If you take shortcuts and think you can mix some chemicals together, smoke a little powder the next day, and become enlightened and change your life, its possible, but less likely than if you put alot of time and effort into a real sacred experience.

I would recommend talking to a psychiatrist and see if he thinks you are ready mentally/emotionally for it, as it is usually an EXTREMELY life shattering experience.

Please read our Health & Safety section!!

Its good that you're able to open up, and i think that talking to members here is a really good idea too!
Best Wishes freind.
 
Its hard to find on the streets, but mescaline may be something to look into.
At a light dose I found it very gentle, euphoric, grounding. The visuals were subtle, but very meaningful. It warmed my heart, it was very manageable. Not so overpowering nor uncomfortable like acid and mushrooms.
Maybe extracted mescaline would be a good first trip if your feeling anxious or fragile.

Smoked DMT your first trip would be very heroic of you bacon, but its not the smoothest psychedelic ride to start with.
Its easy enough to get cactus and prepare. What I did was not extraction per say, but it took away the aspect of vomit and body load that comes with consuming the whole cactus. DuNeRaVeR's P. Torch/San Pedro Extraction Tek - The Psychedelic Experience - Shroomery Message Board
 
SpiralNeuroEclipse said:
In my experience, DMT doesnt usually give you anything spiritually, it simply can act as a catalyst, in reality its YOU who chooses to work on your spirituality.

If you have your heart set on trying a psychedelic, heres what i have to say. Theres no rush. Work on yourself, mature, physically, mentually, and spiritually. Learn more, read, talk to people. And try ayahuasca. If you really want to cut straight to the core, that is my advice. Give yourself time, and plan a trip to peru, do it with a shaman.

I don't necessarily agree that it's always "YOU" who chooses to work on your spirituality. For me personally, when I started my endeavors with the molecule, I had no spiritual intentions whatsoever. It was once DMT started showing me things beyond my wildest dreams that I started questioning some of the deeper questions of the universe and trying to get more in touch with myself. That's what DMT did for me.

Also, granted I may not have done it with a shaman, but when I took ayahuasca, there was never a time when I felt more like I was legally insane. I felt like I had gone off the schizophrenic deep-end (and I'm not schizophrenic). I was at her mercy for the greater part of 8 hours. I think the 10-minute version would be much more safe. He's looking for a change, for a spiritual experience. I think he is in it for the right reasons.
 
Never met a shaman who works with freebase dmt. I met a sketchy shaman at rainbow gatherings who use it for cosmic fun kind of, but a really good curandero I met said not to use the molecule.

I've felt the 'download' with the molecule, where I didn't really have a choice about what I was going to learn.
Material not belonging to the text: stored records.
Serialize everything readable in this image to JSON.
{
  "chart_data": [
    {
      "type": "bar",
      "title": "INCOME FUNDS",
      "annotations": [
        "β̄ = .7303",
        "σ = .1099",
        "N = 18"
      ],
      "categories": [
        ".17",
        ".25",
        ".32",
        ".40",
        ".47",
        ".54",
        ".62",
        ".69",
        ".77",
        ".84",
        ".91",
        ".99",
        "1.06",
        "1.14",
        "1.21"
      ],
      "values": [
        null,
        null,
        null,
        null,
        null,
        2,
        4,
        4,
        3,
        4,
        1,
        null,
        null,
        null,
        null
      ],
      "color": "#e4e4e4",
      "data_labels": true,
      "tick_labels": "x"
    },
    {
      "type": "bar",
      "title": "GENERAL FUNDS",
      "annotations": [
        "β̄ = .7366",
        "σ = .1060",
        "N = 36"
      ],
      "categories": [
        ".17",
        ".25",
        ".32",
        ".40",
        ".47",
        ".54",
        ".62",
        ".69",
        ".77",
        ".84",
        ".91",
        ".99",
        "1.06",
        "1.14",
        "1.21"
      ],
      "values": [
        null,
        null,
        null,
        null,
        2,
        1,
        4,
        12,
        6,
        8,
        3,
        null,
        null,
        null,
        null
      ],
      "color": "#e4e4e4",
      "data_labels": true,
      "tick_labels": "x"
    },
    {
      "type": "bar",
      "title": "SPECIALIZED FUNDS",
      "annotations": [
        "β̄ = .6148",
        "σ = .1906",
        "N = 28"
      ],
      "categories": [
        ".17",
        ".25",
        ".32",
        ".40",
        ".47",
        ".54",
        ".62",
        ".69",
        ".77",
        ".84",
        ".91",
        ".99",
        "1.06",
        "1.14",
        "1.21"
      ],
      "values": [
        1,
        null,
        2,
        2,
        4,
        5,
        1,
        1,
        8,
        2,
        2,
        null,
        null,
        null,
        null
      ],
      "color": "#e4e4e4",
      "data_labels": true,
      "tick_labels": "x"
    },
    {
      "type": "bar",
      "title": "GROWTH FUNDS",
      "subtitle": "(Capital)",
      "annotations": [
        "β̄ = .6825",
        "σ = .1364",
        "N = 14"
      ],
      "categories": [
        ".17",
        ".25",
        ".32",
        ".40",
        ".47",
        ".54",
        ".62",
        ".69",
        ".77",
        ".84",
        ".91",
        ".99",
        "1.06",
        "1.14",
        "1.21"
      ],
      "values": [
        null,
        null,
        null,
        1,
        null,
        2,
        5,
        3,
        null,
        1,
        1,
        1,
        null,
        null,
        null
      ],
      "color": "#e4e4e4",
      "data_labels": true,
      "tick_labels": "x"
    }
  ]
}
Usually I can just not focus on the blast off if I'm not feeling it. I can hold back if I want too early, but once I start to dream, I'm on the ride.
And once that happens, I practically have no control where its going.
 
Just because the shaman doesn't use freebase doesn't mean it can't provide a spiritual experience as well 😉
 
The experience you described sounds like much of the last year for me. after doing the spice I could barely get to sleep for 3 months because each night I thought my heart was going to stop. It has taken a lot of intergration work, but I have finally gotten to a really good place in life. I have not gone back to the spice, but have been working with lucid dreaming/astral projection. Both those sound like they would be good things to look into for you.